Pero, después de esta digresión sobre la poligamia, volvamos a la vida de Jacob. A estas alturas, ya habían pasado los segundos siete años de servicio pactado entre Jacob y Labán. Así que aquél le pidió a su suegro que le dejase volver a su tierra, con sus mujeres y sus once hijos. Pero Labán, que se había enriquecido enormemente gracias a Jacob, no quería de ninguna manera, de forma que le dijo: “Fíjate tú el sueldo y te lo daré”. Sin embargo, Jacob no quería, ni remotamente, ser un asalariado de Labán, así que le dijo:

“No tienes que darme nada; si accedes a lo que voy a proponerte, volveré a apacentar tus ovejas. Voy a pasar hoy por medio de tus rebaños y pondré aparte los corderos oscuros y las cabras manchadas o moteadas. Ese será mi sueldo. Así, cuando llegue el momento de pagarme, no habrá dudas sobre mi honradez; si encuentras algún cordero que no sea oscuro o alguna cabra que no sea manchada o moteada, es que lo he robado”.

A Labán le pareció bien, porque en su cultura las ovejas o cabras oscuras, con manchas o moteadas eran consideradas defectuosas. Pero a partir de ese momento, la genética empezó a jugar a favor de Jacob. El gen que da el pelaje oscuro, manchado o moteado, como ocurre con el gen pelirrojo humano, que debe ser recesivo, estaba latente entre las ovejas de Labán y esporádicamente, se juntaba en dos progenitores, las crías nacían con capa oscura, manchada o moteada y Jacob los pasaba a su rebaño. Por supuesto, el Génesis no habla de genética, sino que explica un truco que usaba Jacob usando unas varas de álamo, almendro y plátano, peladas en franjas, dejando el tallo blanco al descubierto, que ponía delante de los animales cuando se apareaban y que tenían como consecuencia que naciesen más corderos manchados, rayados o moteados de lo esperable. Pero, además, Jacob ponía delante de las varas a las ovejas más fuertes y robustas, con lo que los corderos y cabritos con manchas eran fuertes y robustos y los blancos eran débiles. Así, Jacob “se enriqueció muchísimo y se hizo con numerosos rebaños, criados y criados, camellos y asnos”. Labán, mosqueado, cambiaba el trato continuamente, pero el resultado seguía siendo el mismo ya que, fuese cual fuese el trato, Jacob salía ganando siempre. Así las cosas, los hijos de Labán empezaron a acusar a Jacob de robar a su padre. A partir de ese momento, Labán, viendo que de nada servía el tipo de trato que propusiese, empezó a mirar a Jacob con una animadversión creciente. La situación de iba haciendo más y más tensa cada día, hasta hacerse insoportable. Fue entonces cuando Dios habló a Jacob diciéndole:

“Vuelve a la tierra de tus padres con tu familia; yo estaré contigo”.

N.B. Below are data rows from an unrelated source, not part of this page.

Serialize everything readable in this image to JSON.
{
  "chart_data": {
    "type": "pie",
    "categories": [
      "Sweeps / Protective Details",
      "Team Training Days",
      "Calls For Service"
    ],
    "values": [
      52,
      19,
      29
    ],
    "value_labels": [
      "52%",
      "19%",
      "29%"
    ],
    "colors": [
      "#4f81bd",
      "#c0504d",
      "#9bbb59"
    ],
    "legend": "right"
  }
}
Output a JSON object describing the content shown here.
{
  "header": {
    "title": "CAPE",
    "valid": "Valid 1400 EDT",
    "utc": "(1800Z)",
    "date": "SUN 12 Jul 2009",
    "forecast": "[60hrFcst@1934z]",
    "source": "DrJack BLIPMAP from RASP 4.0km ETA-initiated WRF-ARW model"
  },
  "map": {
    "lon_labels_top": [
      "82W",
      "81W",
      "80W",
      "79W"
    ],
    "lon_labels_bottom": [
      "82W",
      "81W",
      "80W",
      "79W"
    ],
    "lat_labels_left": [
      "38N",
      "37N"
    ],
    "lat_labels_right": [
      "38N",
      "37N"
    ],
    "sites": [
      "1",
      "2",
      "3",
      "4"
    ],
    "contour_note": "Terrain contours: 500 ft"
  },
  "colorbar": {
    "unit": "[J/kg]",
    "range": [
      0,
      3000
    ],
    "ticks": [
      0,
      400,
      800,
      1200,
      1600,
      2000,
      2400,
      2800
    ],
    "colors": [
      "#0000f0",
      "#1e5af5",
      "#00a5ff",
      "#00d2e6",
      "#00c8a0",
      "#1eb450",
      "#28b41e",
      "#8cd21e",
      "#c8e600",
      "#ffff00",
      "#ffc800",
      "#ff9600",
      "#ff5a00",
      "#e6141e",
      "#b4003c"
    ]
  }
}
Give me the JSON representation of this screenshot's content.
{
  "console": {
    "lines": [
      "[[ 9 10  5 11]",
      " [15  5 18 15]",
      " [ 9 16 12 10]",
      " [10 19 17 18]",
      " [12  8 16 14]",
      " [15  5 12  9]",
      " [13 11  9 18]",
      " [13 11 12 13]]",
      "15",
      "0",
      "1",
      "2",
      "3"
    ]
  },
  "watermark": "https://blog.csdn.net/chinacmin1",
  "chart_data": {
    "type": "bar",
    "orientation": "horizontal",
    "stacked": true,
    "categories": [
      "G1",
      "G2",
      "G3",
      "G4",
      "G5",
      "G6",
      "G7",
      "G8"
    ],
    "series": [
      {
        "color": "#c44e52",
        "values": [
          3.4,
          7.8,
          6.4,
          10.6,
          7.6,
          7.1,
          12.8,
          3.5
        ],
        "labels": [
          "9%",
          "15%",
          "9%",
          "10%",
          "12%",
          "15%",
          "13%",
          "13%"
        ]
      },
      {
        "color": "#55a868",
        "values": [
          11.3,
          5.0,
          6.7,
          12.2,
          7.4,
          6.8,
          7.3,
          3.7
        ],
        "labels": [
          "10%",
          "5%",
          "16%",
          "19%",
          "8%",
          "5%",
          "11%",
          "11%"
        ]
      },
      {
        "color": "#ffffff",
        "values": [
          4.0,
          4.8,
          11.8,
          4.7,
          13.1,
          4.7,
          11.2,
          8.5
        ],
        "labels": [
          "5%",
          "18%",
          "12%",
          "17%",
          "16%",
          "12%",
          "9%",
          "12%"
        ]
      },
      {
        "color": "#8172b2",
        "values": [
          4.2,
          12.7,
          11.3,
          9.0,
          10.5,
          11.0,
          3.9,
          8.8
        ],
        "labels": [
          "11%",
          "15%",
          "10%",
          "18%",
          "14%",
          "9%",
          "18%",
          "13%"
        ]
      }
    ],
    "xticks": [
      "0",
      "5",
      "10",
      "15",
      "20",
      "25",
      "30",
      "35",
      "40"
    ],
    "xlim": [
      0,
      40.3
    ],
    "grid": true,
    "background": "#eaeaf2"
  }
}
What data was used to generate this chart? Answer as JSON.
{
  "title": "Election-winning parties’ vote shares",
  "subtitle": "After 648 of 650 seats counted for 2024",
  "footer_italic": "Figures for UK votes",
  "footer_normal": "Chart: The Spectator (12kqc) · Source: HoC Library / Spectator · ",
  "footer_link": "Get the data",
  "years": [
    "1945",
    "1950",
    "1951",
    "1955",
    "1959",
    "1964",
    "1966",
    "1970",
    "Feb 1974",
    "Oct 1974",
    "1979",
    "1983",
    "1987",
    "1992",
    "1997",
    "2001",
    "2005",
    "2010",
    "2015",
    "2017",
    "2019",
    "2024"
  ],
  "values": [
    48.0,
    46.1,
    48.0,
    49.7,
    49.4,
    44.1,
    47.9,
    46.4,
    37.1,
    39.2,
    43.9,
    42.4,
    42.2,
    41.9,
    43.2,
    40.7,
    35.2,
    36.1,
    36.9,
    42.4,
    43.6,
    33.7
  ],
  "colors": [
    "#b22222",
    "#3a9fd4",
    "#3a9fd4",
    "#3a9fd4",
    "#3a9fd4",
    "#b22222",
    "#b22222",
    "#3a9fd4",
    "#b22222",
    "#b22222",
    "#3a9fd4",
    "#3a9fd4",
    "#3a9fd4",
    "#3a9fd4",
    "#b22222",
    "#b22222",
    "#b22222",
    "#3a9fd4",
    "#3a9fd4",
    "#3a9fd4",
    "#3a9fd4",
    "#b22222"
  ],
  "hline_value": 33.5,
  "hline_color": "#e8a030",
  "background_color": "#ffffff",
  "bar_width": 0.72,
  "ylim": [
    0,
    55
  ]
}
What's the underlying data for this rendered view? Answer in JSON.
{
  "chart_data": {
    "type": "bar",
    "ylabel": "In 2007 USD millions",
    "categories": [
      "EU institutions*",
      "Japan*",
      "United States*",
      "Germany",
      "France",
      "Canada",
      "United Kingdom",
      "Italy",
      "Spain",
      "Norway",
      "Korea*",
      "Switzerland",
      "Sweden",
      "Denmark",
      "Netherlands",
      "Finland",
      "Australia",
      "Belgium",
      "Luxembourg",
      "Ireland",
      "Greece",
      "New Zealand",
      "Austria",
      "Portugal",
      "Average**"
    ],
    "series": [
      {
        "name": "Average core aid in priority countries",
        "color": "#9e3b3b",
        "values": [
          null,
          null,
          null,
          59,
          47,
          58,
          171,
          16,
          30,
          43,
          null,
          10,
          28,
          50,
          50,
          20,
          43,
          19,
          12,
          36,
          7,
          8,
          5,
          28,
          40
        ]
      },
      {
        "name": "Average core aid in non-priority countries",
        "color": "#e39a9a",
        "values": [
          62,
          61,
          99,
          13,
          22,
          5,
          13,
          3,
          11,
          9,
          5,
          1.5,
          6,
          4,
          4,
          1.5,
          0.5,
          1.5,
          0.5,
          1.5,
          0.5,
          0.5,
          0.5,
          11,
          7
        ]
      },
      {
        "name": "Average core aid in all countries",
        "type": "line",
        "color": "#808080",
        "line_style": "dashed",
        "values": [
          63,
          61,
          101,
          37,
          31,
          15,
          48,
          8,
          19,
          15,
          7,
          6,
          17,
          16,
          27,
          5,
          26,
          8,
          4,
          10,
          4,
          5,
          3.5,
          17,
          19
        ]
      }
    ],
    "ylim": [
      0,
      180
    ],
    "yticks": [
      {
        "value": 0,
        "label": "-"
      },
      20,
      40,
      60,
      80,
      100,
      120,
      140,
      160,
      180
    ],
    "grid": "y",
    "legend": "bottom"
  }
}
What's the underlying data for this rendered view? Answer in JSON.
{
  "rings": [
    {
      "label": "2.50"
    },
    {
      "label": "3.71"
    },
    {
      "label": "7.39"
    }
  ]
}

En la próxima singladura hablaré de la vuelta de Jacob a la Tierra Prometida, su encuentro con su hermano Esaú y su vida y la de su familia en esa tierra.



[1] Es muy típico del estilo literario bíblico pasar, sin solución de continuidad de hablar dirigiéndose a una persona a hacerlo como un discurso lanzado al mundo y viceversa. Es así particularmente en los Salmos, pero también se puede apreciar en esta proclamación de Jacob.